Bodies cap at MAX_BODY_BYTES (default 32 MB). Most often hit with very large base64 image payloads.

invalid_json

The body could not be parsed as JSON. Validate against /openapi.json.

missing_field

Required field absent. The param field of the error envelope shows which one.

invalid_field

A field's value did not match expected type/range/enum. See param for which field.

model_not_in_allowlist

The model slug isn't whitelisted by the stack. Use one of the slugs from /v1/info or /v1/models.

max_tokens_below_minimum

Some upstream cloud paths reject low values (max_output_tokens >= 16), reasoning models need >= 200 to leave room for hidden reasoning tokens before any visible content. The rust-api silently floors max_tokens to the model's documented minimum and reports the adjustment via response header:

spass-applied: max_tokens_floored=200

Only when even the floor would still be invalid does the error surface. Read the per-model constraints.min_max_tokens from /v1/info:

curl -s -H "Authorization: Bearer $BEARER" https://dgx.spass.fun/v1/info \
  | jq '.models[] | {alias, min_max_tokens: .constraints.min_max_tokens}'

image_url_not_supported

Cloud providers refuse to fetch arbitrary URLs server-side; local inference doesn't either. The rust-api validates against constraints.accepts_image_url before forwarding and rejects up-front so you get a clear param pointer instead of an opaque 400 from the upstream.

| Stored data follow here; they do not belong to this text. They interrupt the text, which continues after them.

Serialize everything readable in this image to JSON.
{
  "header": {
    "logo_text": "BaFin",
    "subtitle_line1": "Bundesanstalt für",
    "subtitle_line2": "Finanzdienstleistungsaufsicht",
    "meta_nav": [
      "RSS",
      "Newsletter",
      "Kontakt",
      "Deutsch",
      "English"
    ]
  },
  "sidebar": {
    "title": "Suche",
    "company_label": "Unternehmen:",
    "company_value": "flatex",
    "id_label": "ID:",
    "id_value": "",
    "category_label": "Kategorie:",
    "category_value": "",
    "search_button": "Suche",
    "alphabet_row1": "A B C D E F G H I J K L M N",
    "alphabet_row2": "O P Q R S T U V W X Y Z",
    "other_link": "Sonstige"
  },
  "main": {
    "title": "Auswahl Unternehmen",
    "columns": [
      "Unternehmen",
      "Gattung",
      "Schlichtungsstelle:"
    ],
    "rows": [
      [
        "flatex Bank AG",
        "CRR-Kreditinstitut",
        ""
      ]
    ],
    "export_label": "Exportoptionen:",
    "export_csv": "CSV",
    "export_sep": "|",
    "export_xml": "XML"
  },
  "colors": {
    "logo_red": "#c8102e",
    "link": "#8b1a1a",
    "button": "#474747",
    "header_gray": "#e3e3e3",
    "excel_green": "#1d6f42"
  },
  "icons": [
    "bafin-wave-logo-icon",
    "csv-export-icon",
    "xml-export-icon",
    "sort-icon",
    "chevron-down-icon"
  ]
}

Encode your image as a base64 data URI:

B64=$(base64 -w 0 image.jpg)
curl -s -H "Authorization: Bearer $BEARER" \
     -H "Content-Type: application/json" \
     -d "{
       \"model\": \"llama-4-scout\",
       \"messages\": [{
         \"role\": \"user\",
         \"content\": [
           {\"type\": \"text\", \"text\": \"Describe this\"},
           {\"type\": \"image_url\", \"image_url\": {\"url\": \"data:image/jpeg;base64,$B64\"}}
         ]
       }]
     }" \
     https://dgx.spass.fun/v1/chat/completions

image_decode_error

The base64-encoded data URI could not be parsed, the MIME type was missing, or the decoded bytes were not a valid image. Verify format data:image/<jpeg|png|webp|gif>;base64,<data>. Re-encode with base64 -w 0 (no line wrapping).

image_base64_invalid

Pre-flight check: rust-api decodes every data:image/...;base64,<payload> and rejects non-parseable base64 before forwarding upstream. Common JS bug: passing a UTF-8 string through btoa corrupts non-ASCII bytes — read as Uint8Array first. Output must be [A-Za-z0-9+/]+={0,2} only.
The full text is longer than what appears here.